Wiesenthal Center urges Berlin to ban antisemitic al-Quds rally
The Simon Wiesenthal Center wants the mayor of Berlin to pull the plug on the Iranian regime-sponsored al-Quds rally slated for Saturday in Berlin that will call for the destruction of the Jewish state.
The center’s associate dean, Rabbi Abraham Cooper, told The Jerusalem Post on Wednesday that Berlin’s mayor, Michael Müller, “should come out and ban the al-Quds” demonstration and follow the lead of Germany’s commissioner for combating antisemitism.
Germany’s commissioner Felix Klein told the Berlin-based Tagesspiegel paper on Wednesday that he would find a ban of the rally to be right. However, he added there are legal hurdles to overcome for a ban.
Cooper said that the Wiesenthal Center “applauds the German commissioner for calling for a ban and agrees with him.”
Cooper asked why Müller has not come out with a statement against al-Quds Day.
He added that “it is time to put a stop to it [al-Quds Day] because it was created by a theocratic government in Iran. Iran is a Holocaust-denying state.”
Iran’s regime stokes anti-Jewish and anti-Israeli hatred every day around the world, said Cooper.

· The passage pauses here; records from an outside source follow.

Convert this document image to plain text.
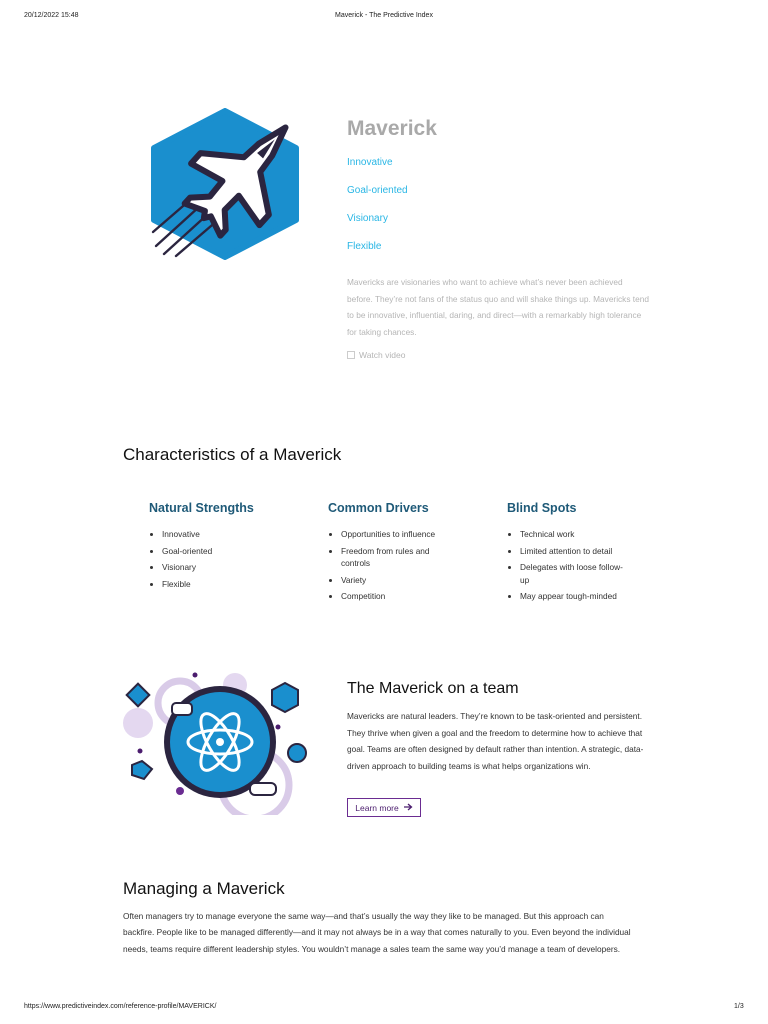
20/12/2022 15:48	Maverick - The Predictive Index
Maverick
Innovative
Goal-oriented
Visionary
Flexible
Mavericks are visionaries who want to achieve what’s never been achieved before. They’re not fans of the status quo and will shake things up. Mavericks tend to be innovative, influential, daring, and direct—with a remarkably high tolerance for taking chances.
Watch video
Characteristics of a Maverick
Natural Strengths
• Innovative
• Goal-oriented
• Visionary
• Flexible
Common Drivers
• Opportunities to influence
• Freedom from rules and controls
• Variety
• Competition
Blind Spots
• Technical work
• Limited attention to detail
• Delegates with loose follow-up
• May appear tough-minded
The Maverick on a team
Mavericks are natural leaders. They’re known to be task-oriented and persistent. They thrive when given a goal and the freedom to determine how to achieve that goal. Teams are often designed by default rather than intention. A strategic, data-driven approach to building teams is what helps organizations win.
Learn more
Managing a Maverick
Often managers try to manage everyone the same way—and that’s usually the way they like to be managed. But this approach can backfire. People like to be managed differently—and it may not always be in a way that comes naturally to you. Even beyond the individual needs, teams require different leadership styles. You wouldn’t manage a sales team the same way you’d manage a team of developers.
https://www.predictiveindex.com/reference-profile/MAVERICK/	1/3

According to Berlin’s domestic intelligence agency, 250 Hezbollah members operate in Berlin. The Tagesspiegel reported that 2,000 people registered to march in the al-Quds Day event in the heart of Berlin’s bustling shopping district.
The founder of the Islamic Republic of Iran, Ayatollah Khomeini, inaugurated in 1979 the al-Quds Day as a worldwide demonstration to protest the existence of the Jewish state.
When asked about the Wiesenthal Center’s criticism, Claudia Sünder, a spokeswoman for the mayor, wrote to the Post by email that the mayor initiated an “intensive legal investigation, with the goal to ban antisemitic and anti-Israel demonstrations like the upcoming June 9 registered so-called al-Quds march.”
She said that the result of the investigation is not legally certain to overrule the right of assembly and demonstration of the al-Quds march. “According to the assessment of the Berlin senate and the mayor, it would be fatal if a such a ban were legally overruled, because that would merely play into the hands of the event organizers.”